Contribuintes obrigados a apresentar a Declaração de Ajuste Anual que não enviaram o documento até 23h59 de 29 de maio de 2026 já estão em situação de atraso; a Receita Federal, por meio do Programa Gerador da Declaração (PGD) do Imposto de Renda 2026, permite a entrega fora do prazo, mas aplica multa mínima de R$ 165,74 e percentual de até 20% sobre o imposto devido, além de juros calculados pela taxa Selic.
Procedimento imediato para entregar a declaração em atraso
Quem perdeu o prazo deve baixar o PGD 2026 ou usar a versão on-line no e-CAC, realizar o login via gov.br e preencher o formulário, inclusive com a opção de declaração pré-preenchida. O recurso, disponível para perfis prata ou ouro na plataforma do governo, importa automaticamente rendimentos, deduções, bens e dívidas já informados por fontes pagadoras e instituições financeiras.
A transmissão fora do prazo gera, no próprio momento do envio, Notificação de Lançamento e o DARF de multa por atraso. Ambos são emitidos pelo sistema e podem ser impressos ou salvos em PDF, facilitando o pagamento via internet banking, aplicativo móvel ou agência bancária.
Cálculo da multa por atraso e incidência de juros
A sanção financeira segue duas regras centrais:
- Percentual: 1% ao mês ou fração, incidindo sobre o imposto devido apurado em 2025.
- Limites: mínimo de R$ 165,74 e máximo de 20% do tributo.
O período de contagem inicia-se em 30 de maio de 2026. O vencimento da multa ocorre 30 dias após a data da entrega. Caso o contribuinte atrase também o pagamento desse DARF, serão acrescentados juros de mora calculados pela Selic acumulada até o mês anterior, mais 1% proporcional ao mês do recolhimento.
Para emitir um DARF atualizado, basta acessar a funcionalidade Pesquisa de Situação Fiscal no portal e-CAC e selecionar “Emitir Guias de Pagamento”.
Efeitos sobre restituição ou imposto a pagar
Havendo imposto a restituir, a Receita Federal deduzirá automaticamente o valor da multa acrescido de juros do montante devido ao contribuinte. O calendário de restituições para 2026, divulgado pelo Fisco, permanece inalterado; apenas o valor líquido sofrerá o abatimento.
Quando a declaração em atraso indicar imposto a pagar, a primeira cota ou a cota única também estará fora do prazo original. Nesse caso, o débito está sujeito a multa de 0,33% ao dia, limitada a 20%, além da Selic acumulada. O próprio PGD calcula os encargos e disponibiliza novo DARF.

Declarações correlatas também vencidas em 29 de maio
O mesmo tratamento de atraso vale para:
- Declaração de Saída Definitiva, obrigatória para quem se tornou não residente em 2025;
- Declaração Final de Espólio, exigida para inventários encerrados no ano passado.
Nesses casos, as multas, limites e metodologia de apuração replicam as regras da Declaração de Ajuste Anual.
Consequências do não envio e recomendações práticas
A ausência prolongada da declaração e do pagamento das multas pode acarretar:
- Inscrição do débito em Dívida Ativa da União;
- Restrição ao Cadastro de Pessoas Físicas (CPF), dificultando operações de crédito, contratação de serviços e participação em concursos públicos;
- Impedimento de obter Certidão Negativa junto à Receita Federal.

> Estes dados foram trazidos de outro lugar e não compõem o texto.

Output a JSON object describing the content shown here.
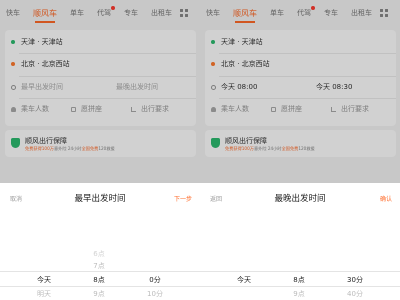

Para evitar escalonamento de encargos, a orientação técnica é:
- Transmitir a declaração o quanto antes, mesmo com informações faltantes; posteriormente, enviar declaração retificadora sem multa adicional.
- Quitar o DARF dentro do prazo de 30 dias para interromper a contagem diária de juros e evitar a incidência de Selic sobre multa não paga.
- Monitorar o protocolo de processamento no e-CAC para garantir a liberação da restituição ou a confirmação do débito.
Conclusão técnica
A entrega em atraso da Declaração de Ajuste Anual 2026 é plenamente regularizável via PGD ou portal e-CAC, desde que o contribuinte se atente às multas progressivas de 1% ao mês e aos juros indexados à Selic. O pagamento pontual do DARF e a retificação tempestiva de dados reduzem riscos de malha fina, bloqueio de restituição e inscrição em dívida ativa. Mantido o atual cronograma da Receita Federal, os próximos lotes de restituição ocorrerão conforme calendário oficial, sem prorrogação, reforçando a necessidade de agir com brevidade para minimizar custos financeiros e evitar sanções adicionais.